Add the following to the Section 1 scanner:

token      ::= ... | ident | assign | comma
ident      ::= alpha (alpha | '_')*
alpha      ::= 'a' | ... | 'z' | 'A' | ... | 'Z'
assign     ::= '='
comma      ::= ','
comment    ::= '#' (any)* '\n'
newline    ::= '\n'

Comments begin with # and extend to the end of the line.
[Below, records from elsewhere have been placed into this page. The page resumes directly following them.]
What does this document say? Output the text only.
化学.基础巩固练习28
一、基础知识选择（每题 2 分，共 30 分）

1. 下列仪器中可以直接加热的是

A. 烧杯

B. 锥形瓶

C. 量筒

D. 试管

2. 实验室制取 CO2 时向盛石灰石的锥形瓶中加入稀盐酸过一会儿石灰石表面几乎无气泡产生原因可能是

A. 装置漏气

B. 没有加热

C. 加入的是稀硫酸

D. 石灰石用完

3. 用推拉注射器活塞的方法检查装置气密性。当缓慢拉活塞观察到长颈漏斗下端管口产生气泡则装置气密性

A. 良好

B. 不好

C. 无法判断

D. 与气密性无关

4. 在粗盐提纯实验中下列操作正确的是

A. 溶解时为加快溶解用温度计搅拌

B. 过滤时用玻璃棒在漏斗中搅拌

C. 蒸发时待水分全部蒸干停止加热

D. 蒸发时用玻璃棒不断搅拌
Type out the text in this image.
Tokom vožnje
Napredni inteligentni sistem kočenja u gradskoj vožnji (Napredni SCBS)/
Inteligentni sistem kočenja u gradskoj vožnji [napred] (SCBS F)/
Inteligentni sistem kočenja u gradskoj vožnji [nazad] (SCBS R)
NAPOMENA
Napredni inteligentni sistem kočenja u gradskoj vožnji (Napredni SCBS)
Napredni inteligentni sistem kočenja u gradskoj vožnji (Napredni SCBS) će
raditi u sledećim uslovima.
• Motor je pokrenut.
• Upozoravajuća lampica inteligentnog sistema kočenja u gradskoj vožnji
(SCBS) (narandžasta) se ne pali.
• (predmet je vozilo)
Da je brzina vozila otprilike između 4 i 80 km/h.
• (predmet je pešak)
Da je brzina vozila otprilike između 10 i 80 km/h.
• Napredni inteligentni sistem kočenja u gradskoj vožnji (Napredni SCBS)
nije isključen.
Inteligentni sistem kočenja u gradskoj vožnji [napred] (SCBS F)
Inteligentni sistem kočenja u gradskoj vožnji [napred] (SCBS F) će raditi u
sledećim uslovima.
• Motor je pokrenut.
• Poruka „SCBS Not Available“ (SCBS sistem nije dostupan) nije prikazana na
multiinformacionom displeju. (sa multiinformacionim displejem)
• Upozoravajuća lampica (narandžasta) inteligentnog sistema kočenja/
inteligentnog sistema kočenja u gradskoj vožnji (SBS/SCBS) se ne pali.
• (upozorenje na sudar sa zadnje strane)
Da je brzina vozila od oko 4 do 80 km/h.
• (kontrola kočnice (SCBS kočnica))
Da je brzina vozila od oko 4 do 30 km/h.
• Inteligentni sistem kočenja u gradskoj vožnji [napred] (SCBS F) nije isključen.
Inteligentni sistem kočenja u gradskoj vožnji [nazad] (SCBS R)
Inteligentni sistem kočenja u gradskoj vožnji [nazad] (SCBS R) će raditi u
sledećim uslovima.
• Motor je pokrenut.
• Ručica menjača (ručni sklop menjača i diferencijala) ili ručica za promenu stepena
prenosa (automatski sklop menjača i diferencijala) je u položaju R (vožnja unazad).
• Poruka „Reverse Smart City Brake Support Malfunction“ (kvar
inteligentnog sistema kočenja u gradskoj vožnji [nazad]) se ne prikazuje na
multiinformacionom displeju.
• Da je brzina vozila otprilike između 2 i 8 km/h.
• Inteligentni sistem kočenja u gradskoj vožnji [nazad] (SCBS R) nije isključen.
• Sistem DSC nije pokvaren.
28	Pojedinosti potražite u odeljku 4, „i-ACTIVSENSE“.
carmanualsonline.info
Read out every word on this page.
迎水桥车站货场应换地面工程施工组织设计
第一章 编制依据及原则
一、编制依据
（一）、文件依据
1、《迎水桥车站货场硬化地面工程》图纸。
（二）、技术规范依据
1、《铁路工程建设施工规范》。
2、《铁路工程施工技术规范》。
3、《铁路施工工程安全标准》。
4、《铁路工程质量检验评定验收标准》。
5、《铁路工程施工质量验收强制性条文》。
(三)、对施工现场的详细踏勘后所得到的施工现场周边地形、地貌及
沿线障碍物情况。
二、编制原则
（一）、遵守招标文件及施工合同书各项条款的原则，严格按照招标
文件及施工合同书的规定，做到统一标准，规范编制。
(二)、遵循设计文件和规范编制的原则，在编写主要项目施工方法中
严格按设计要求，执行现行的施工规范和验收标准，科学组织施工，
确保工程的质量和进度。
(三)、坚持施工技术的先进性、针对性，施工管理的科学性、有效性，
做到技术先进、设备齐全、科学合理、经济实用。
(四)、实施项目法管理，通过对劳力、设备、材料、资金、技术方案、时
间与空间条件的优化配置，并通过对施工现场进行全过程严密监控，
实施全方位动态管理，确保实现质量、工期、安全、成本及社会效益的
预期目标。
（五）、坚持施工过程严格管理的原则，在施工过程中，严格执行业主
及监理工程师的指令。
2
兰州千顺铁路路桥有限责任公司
They should be ignored by the scanner.

Extended Parser EBNF

program    ::= (statement '\n')* EOT

statement  ::= assignment | print_statement

assignment ::= ident '=' expression

print_statement ::= 'print' '(' expression ',' expression ',' expression ')'

expression ::= operand (operator operand)*

operand    ::= intlit | hexlit | binlit | ident
             | '-' operand | '~' operand
             | '(' expression ')'

The print statement takes three arguments: print(expression, base, width) where base is 2, 10, or 16 and width is 4, 8, 16, or 32. For base 10 output, values are printed as signed.

Script Examples

p1.ntl - Basic variable assignment and print:

x = 1 + 2
print(x, 10, 32)
print(x, 2, 32)
print(x, 16, 32)
print(x, 2, 4)
print(x, 16, 4)

$ ./project01 p1.ntl
3
0b00000000000000000000000000000011
0x00000003
0b0011
0x3

p2.ntl - Quadratic equation:

# Quadratic equation

x = 7
a = 3
b = 4
c = 5

q = (a * x * x) + (b * x) + c

print(q, 10, 32)

$ ./project01 p2.ntl
180

p3.ntl - Two's complement:

# Two's Complement

x = 241
y = (~x) + 1

print(x, 10, 32)
print(x, 2, 32)
print(y, 10, 32)
print(y, 2, 32)
print((~x) + 1, 10, 32)
print((~x) + 1, 2, 32)

$ ./project01 p3.ntl
241
0b00000000000000000000000011110001
-241
0b11111111111111111111111100001111
-241
0b11111111111111111111111100001111

p4.ntl - Expression with print:

x = (2 * 3) + 4
print(x, 10, 32)

$ ./project01 p4.ntl
10

Grading

Tests: https://github.com/USF-CS631-S26/tests

Grading is based on automated tests (100 points total):

Tests Points Description
c-01 to c-04 4 C: basic arithmetic and hex output (1 pt each)
c-05 to c-23 38 C: base conversion, width, bitwise ops, overflow (2 pts each)
c-24 to c-27 8 C: script file execution (2 pts each)
rust-01 to rust-04 4 Rust: basic arithmetic and hex output (1 pt each)
rust-05 to rust-23 38 Rust: base conversion, width, bitwise ops, overflow (2 pts each)
rust-24 to rust-27 8 Rust: script file execution (2 pts each)
Total 100

Code Quality

Code quality deductions may be applied and can be earned back. We are looking for:

  • Consistent spacing and indentation
  • Consistent naming and commenting
  • No commented-out ("dead") code
  • No redundant or overly complicated code
  • A clean repo, that is no build products, extra files, etc.